On Thursday I got the last email through from my horde of editors, beta-readers, and nitpickers. At least, the last one that I’m going to pay any attention to. At least, the last one that I’m going to pay any attention to until I’ve got the manuscript prepared for print, at which point I’ll bring in a proofreader. And I’m only paying attention to this one because I’d already heard most of the comments over a pint the previous week and decided that they were things that I could fix.
Because I’ve reached the point where I am just about ready to be done with this book. Next time I will schedule the launch for September or October, so that I’m not doing all the preparation during my busiest time at work.

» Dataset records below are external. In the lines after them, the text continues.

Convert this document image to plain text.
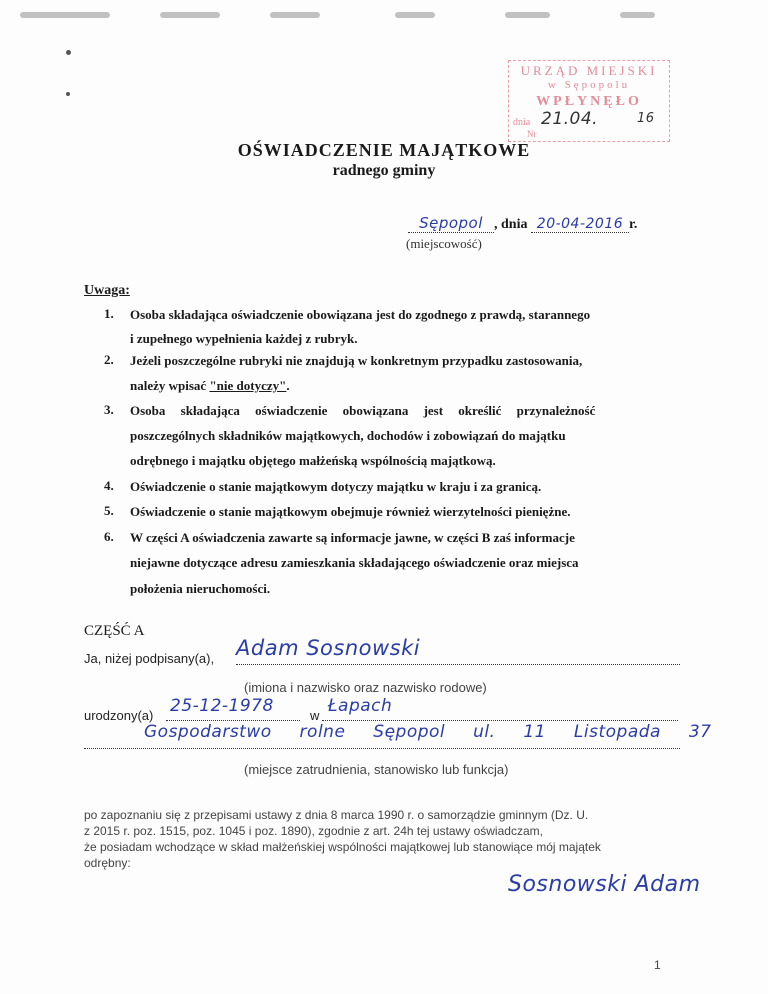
URZĄD MIEJSKI
w Sępopolu
WPŁYNĘŁO
dnia 21.04.	16
Nr
OŚWIADCZENIE MAJĄTKOWE
radnego gminy
Sępopol , dnia 20-04-2016 r.
(miejscowość)
Uwaga:
1. Osoba składająca oświadczenie obowiązana jest do zgodnego z prawdą, starannego
i zupełnego wypełnienia każdej z rubryk.
2. Jeżeli poszczególne rubryki nie znajdują w konkretnym przypadku zastosowania,
należy wpisać "nie dotyczy".
3. Osoba składająca oświadczenie obowiązana jest określić przynależność
poszczególnych składników majątkowych, dochodów i zobowiązań do majątku
odrębnego i majątku objętego małżeńską wspólnością majątkową.
4. Oświadczenie o stanie majątkowym dotyczy majątku w kraju i za granicą.
5. Oświadczenie o stanie majątkowym obejmuje również wierzytelności pieniężne.
6. W części A oświadczenia zawarte są informacje jawne, w części B zaś informacje
niejawne dotyczące adresu zamieszkania składającego oświadczenie oraz miejsca
położenia nieruchomości.
CZĘŚĆ A
Ja, niżej podpisany(a), Adam Sosnowski
(imiona i nazwisko oraz nazwisko rodowe)
urodzony(a) 25-12-1978	w Łapach
Gospodarstwo rolne Sępopol ul. 11 Listopada 37
(miejsce zatrudnienia, stanowisko lub funkcja)
po zapoznaniu się z przepisami ustawy z dnia 8 marca 1990 r. o samorządzie gminnym (Dz. U.
z 2015 r. poz. 1515, poz. 1045 i poz. 1890), zgodnie z art. 24h tej ustawy oświadczam,
że posiadam wchodzące w skład małżeńskiej wspólności majątkowej lub stanowiące mój majątek
odrębny:
Sosnowski Adam
1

Work know about my writing now – and are very supportive of it. Sometimes terrifyingly so. ‘Kathleen can run a creative writing workshop! And a self-publishing one!’ somebody said the other day. I responded ‘Self-publishing is mostly hiding under the table and crying.’ I haven’t yet reached that stage. Not quite. However, I really am very tired and very aware that I could have made this easier for myself.
The feeling of just having had enough, though, that’s one that comes with every book (at least, it’s been two out of two so far). As the last of the comments come in I find myself wanting somebody to say,
‘It’s fine. Stop worrying. Just put it out there.’
They don’t. They won’t. Quite right, too. I didn’t ask them to. I asked them to find things that needed fixing, that didn’t ring true, that held up the pace, and they’ve done that. And the thing about self-publishing is that there’s only one person who can tell me that it’s time to put it out there. And that person is me.
I’m not quite ready to say it yet. But I’m very nearly there.